Career
Redd began his career in college, when he invested in a pinball machine in a small eatery in Mississippi.[3] He subsequently founded Northwestern Music Co., and he distributed Wurlitzer jukeboxes in Sterling, Illinois, and Dixon, Illinois, with his brother-in-law.[3][6] He subsequently became a distributor for Bally Manufacturing in Boston, Massachusetts.[4] In 1967, he moved on to the Reno, Nevada, market.[3] Redd founded a subsidiary, Bally Distribution Co.,[3][7] and he distributed jukeboxes in Carson City, Nevada, and Las Vegas.[4] He also acquired the rights to video poker.[6] In 1975, he founded Sircoma,[7] later known as the International Game Technology, a slot machine manufacturer and distributor based in Reno, Nevada.[3] He sold it to Gtech in 1986, and he served on its board of directors until 1991.[3]

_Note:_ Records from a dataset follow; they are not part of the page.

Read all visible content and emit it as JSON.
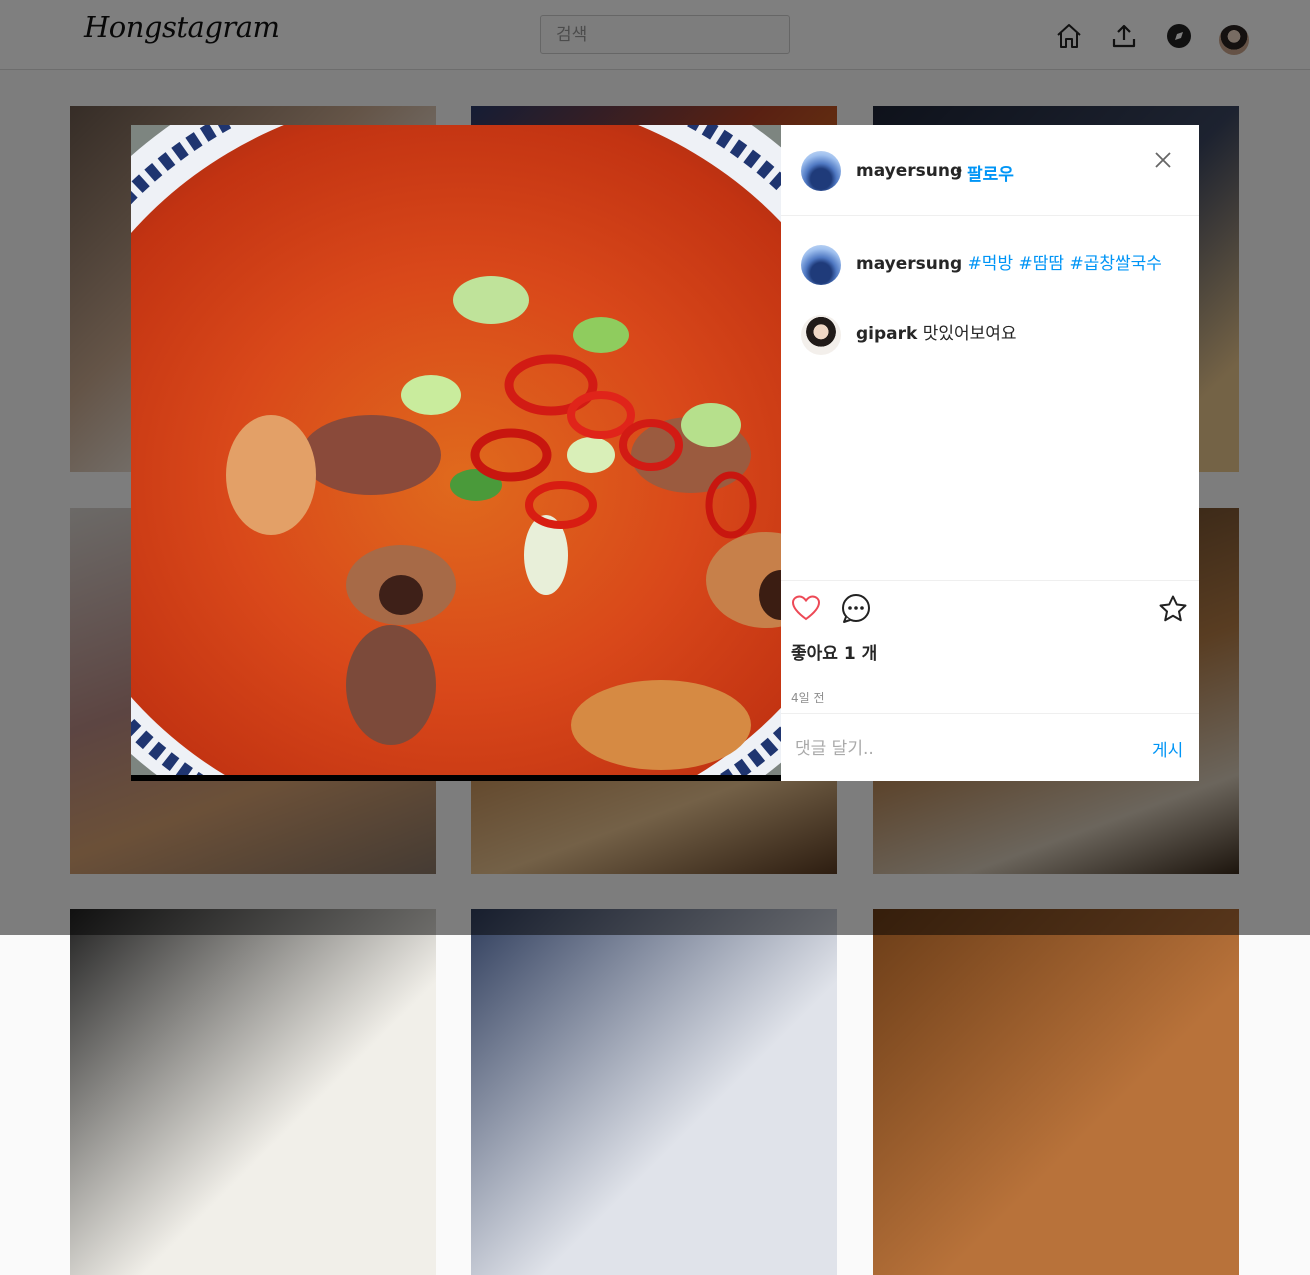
{
  "nav": {
    "logo": "Hongstagram",
    "search_placeholder": "검색"
  },
  "post": {
    "username": "mayersung",
    "separator": "•",
    "follow_label": "팔로우",
    "caption": {
      "username": "mayersung",
      "hashtags": [
        "#먹방",
        "#땀땀",
        "#곱창쌀국수"
      ]
    },
    "comments": [
      {
        "username": "gipark",
        "text": "맛있어보여요"
      }
    ],
    "likes_text": "좋아요 1 개",
    "time_text": "4일 전",
    "comment_placeholder": "댓글 달기..",
    "post_label": "게시"
  },
  "colors": {
    "accent": "#0095f6",
    "like": "#ed4956"
  }
}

Redd developed Pride of Mississippi, a gaming boat off the coast of Mississippi on the Gulf of Mexico,[4] but it went bankrupt and he lost US$20 million in it.[3] He was the owner of Oasis, a hotel and casino in Mesquite, Nevada, from 1976 to 2001.[6] He sold it for US$31 million.[3] Meanwhile, he founded the Mesquite Vistas Land Development Co. and the Oasis Golf Course.[4]
Redd was inducted into the Gaming Hall of Fame in 1991,[6][8] and the Nevada Business Hall of Fame in 2002.[9]